Unresolved issues include Iran’s enrichment capacity, sanctions relief and the direction of future nuclear research and development in Iran, said Ali Vaez, senior analyst at International Crisis Group.
“Some issues will be left until the last minute,” Vaez said. “We can judge the progress by what proposals the two sides bring to the table.”
Setting enrichment limits is still one of the thorniest issues, according to Ferenc Dalnoki-Veress, a nuclear physicist analyzing non-proliferation at the James Martin Center in Monterrey, Calif. Rather than capping the number and types of machines that Iran uses, officials should focus on regulating output, he said.
“Improved centrifuges are like faster vehicles making it easier to get to the final goal,” Dalnoki-Veress said in an interview. “It is important to set an upper limit to the goals that Iran can reach rather than the number of centrifuges.”

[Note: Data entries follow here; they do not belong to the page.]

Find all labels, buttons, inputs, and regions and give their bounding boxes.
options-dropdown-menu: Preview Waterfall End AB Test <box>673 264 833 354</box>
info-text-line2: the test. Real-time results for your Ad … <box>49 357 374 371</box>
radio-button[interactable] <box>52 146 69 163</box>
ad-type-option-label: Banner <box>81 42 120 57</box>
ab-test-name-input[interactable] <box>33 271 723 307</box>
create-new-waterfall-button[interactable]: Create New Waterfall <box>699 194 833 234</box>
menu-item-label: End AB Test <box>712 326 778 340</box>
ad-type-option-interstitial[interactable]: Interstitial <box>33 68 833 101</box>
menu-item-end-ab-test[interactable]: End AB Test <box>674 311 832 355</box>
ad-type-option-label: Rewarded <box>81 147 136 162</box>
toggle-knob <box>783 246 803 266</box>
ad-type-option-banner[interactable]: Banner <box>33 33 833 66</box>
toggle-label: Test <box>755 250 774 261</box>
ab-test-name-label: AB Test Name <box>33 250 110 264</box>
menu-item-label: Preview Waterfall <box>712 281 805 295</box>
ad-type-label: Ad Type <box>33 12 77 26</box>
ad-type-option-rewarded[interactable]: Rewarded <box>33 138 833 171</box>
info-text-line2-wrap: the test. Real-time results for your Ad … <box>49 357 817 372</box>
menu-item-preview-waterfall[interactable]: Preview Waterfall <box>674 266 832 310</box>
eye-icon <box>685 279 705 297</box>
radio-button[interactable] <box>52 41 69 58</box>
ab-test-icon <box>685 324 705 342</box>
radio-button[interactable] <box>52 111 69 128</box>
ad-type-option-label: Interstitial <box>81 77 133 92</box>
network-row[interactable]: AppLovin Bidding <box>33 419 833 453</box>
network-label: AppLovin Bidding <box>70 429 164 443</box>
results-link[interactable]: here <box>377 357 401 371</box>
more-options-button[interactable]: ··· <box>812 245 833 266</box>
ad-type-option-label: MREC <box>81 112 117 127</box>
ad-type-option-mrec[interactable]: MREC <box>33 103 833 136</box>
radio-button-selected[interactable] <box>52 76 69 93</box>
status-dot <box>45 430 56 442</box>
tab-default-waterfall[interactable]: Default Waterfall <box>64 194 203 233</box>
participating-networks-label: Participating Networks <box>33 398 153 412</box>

The U.S. Congress, which has already passed dozens of sanctions against Iran, has threatened to mete out more punishment if negotiations fail.
That hasn’t stopped Iran and Russia from forging trade ties. China has also vowed to boost defense cooperation with Iran.
“Russia and Iran didn’t start working on the deals because they expected the failure of talks,” said Sergey Batsanov, a former Russian arms-control diplomat. “Russia has its own long- term interests — to capitalize on good relations now and secure its positions in the Iranian market later.”